GC: Como vê a situação das adegas cooperativas  nos dias de hoje? Conseguem ter um peso significativo num mercado tão concorrencial?
VA: Temos uma quantidade enorme de cooperativas, o que é fantástico. Nas 14 regiões do país cada uma tem no máximo cinco cooperativas. Nós temos 15. Temos cooperativas enormes, com volumes muito grandes e que estão muito próximas entre si. São elementos produtivos que nos são muito queridos e que são óptimas unidades de produção.

“Há gente a tirar pêra rocha para plantar vinha”

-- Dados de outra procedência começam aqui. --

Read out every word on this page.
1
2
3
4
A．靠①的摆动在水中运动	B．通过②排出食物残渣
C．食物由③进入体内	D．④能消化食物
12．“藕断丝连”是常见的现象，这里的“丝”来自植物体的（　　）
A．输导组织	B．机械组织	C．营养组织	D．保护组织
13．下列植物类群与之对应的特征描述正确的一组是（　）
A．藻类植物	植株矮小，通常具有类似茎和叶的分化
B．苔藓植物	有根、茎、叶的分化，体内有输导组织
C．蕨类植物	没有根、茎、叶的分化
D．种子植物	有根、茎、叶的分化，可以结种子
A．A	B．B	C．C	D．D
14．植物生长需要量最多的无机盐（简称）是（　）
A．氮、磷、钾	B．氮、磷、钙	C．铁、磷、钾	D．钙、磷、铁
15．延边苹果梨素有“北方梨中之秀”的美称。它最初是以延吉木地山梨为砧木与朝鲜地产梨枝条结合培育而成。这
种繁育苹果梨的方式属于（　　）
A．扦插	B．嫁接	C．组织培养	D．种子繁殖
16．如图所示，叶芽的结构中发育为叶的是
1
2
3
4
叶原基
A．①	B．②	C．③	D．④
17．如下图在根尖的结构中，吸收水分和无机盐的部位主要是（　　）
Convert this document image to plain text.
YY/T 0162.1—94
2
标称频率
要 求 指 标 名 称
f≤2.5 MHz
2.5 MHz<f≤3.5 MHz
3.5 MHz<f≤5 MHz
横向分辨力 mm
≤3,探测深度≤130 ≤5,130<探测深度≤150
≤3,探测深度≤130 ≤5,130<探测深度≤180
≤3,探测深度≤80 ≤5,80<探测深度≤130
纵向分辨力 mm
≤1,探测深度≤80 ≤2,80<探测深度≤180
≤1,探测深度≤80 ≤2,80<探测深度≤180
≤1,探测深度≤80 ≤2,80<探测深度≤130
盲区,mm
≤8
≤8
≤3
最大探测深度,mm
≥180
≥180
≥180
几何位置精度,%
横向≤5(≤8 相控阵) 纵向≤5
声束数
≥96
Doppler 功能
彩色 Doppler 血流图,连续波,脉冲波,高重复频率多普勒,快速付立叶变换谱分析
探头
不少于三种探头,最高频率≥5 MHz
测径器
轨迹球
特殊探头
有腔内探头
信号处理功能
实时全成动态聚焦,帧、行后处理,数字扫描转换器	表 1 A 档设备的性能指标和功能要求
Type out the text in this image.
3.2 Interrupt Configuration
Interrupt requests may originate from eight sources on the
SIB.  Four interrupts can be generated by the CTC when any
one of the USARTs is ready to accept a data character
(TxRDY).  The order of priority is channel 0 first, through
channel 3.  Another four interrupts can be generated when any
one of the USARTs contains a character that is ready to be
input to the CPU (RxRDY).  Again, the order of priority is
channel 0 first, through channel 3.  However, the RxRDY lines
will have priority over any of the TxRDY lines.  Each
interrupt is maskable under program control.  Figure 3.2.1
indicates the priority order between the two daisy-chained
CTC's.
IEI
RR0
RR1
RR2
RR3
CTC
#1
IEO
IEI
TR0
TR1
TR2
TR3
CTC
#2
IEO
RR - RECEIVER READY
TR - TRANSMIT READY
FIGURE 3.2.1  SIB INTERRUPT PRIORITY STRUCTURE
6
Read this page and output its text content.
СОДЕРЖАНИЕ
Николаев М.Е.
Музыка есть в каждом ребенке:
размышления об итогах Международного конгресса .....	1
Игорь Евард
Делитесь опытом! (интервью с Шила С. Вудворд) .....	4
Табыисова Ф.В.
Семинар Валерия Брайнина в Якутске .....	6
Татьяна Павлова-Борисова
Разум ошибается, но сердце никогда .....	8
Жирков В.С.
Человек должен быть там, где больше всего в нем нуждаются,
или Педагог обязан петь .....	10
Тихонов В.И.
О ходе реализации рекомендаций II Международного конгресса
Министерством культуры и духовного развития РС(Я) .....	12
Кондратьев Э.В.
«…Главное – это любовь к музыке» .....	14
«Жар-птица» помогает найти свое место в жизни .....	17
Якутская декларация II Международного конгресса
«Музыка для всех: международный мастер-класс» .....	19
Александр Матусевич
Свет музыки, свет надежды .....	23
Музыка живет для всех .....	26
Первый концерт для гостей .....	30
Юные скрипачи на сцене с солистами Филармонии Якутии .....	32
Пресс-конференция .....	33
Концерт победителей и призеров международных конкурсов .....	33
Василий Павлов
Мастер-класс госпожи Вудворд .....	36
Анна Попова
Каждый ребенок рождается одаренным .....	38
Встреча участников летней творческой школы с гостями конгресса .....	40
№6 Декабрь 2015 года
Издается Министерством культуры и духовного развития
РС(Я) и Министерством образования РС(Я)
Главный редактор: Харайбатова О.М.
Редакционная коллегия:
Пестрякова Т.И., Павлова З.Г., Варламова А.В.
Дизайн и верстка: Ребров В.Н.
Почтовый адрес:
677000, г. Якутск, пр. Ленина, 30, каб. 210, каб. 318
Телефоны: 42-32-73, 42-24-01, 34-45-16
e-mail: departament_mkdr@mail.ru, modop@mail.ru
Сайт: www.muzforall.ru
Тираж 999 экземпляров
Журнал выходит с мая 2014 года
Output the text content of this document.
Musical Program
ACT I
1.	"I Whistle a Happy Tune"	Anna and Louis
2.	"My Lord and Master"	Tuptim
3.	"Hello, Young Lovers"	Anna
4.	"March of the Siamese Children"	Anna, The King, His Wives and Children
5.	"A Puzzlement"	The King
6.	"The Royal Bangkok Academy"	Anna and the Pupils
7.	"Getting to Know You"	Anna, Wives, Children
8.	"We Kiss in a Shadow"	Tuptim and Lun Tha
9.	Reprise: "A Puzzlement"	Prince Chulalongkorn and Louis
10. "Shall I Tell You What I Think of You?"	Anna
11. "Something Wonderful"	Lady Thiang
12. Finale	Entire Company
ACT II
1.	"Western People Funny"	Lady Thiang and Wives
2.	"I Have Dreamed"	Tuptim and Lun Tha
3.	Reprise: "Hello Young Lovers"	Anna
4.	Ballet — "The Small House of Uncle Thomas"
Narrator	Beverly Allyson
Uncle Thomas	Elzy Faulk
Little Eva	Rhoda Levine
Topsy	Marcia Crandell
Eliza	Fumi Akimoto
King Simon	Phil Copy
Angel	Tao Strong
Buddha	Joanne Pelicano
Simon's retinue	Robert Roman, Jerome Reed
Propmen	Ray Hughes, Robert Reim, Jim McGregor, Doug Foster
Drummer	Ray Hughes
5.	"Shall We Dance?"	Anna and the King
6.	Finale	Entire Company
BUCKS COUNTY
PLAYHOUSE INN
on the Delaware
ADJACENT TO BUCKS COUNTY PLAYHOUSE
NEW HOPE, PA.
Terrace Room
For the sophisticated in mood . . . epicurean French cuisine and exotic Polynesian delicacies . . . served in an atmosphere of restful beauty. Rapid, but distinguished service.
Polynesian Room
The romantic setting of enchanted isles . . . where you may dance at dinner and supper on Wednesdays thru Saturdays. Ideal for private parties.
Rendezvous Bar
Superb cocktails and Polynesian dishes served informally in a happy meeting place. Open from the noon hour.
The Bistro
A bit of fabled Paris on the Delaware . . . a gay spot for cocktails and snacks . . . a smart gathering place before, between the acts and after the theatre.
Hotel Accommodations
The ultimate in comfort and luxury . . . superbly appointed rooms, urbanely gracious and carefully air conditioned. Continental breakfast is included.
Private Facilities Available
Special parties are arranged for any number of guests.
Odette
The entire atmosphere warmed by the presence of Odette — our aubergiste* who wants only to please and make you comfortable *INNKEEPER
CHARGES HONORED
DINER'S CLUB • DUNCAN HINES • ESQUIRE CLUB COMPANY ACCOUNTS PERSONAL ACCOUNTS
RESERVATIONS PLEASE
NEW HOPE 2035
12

GC: O Oeste é uma região que pessoalmente lhe agrada?
VA: Sim, actualmente tenho 70 anos e com apenas dez comecei a ir, através da Mocidade Portuguesa, para a colónia de férias da Areia Branca e apaixonei-me pela região. A minha relação com o Oeste é óptima e com os vinhos do Oeste ainda melhor porque são o centro da nossa cadeia de produção. Os 12 concelhos, excepto Peniche e Nazaré, que têm produções mais pequenas, são de intensa produção de vinho.

GC: Há algo que não tenha sido abordado e que considere importante realçar?
VA: A nossa ligação com a cortiça porque a maior parte dos nossos vinhos usa rolhas de cortiça.
E depois notar uma tendência: nos últimos cinco anos há gente a tirar pêra rocha para colocar vinha. Há 50 anos atrás era ao contrário. Hoje pode-se ir a qualquer lado em Portugal e saber muito do sítio através do vinho porque este foi sendo adaptado e foi-se adaptando à cultura, à gastronomia e às características dos lugares.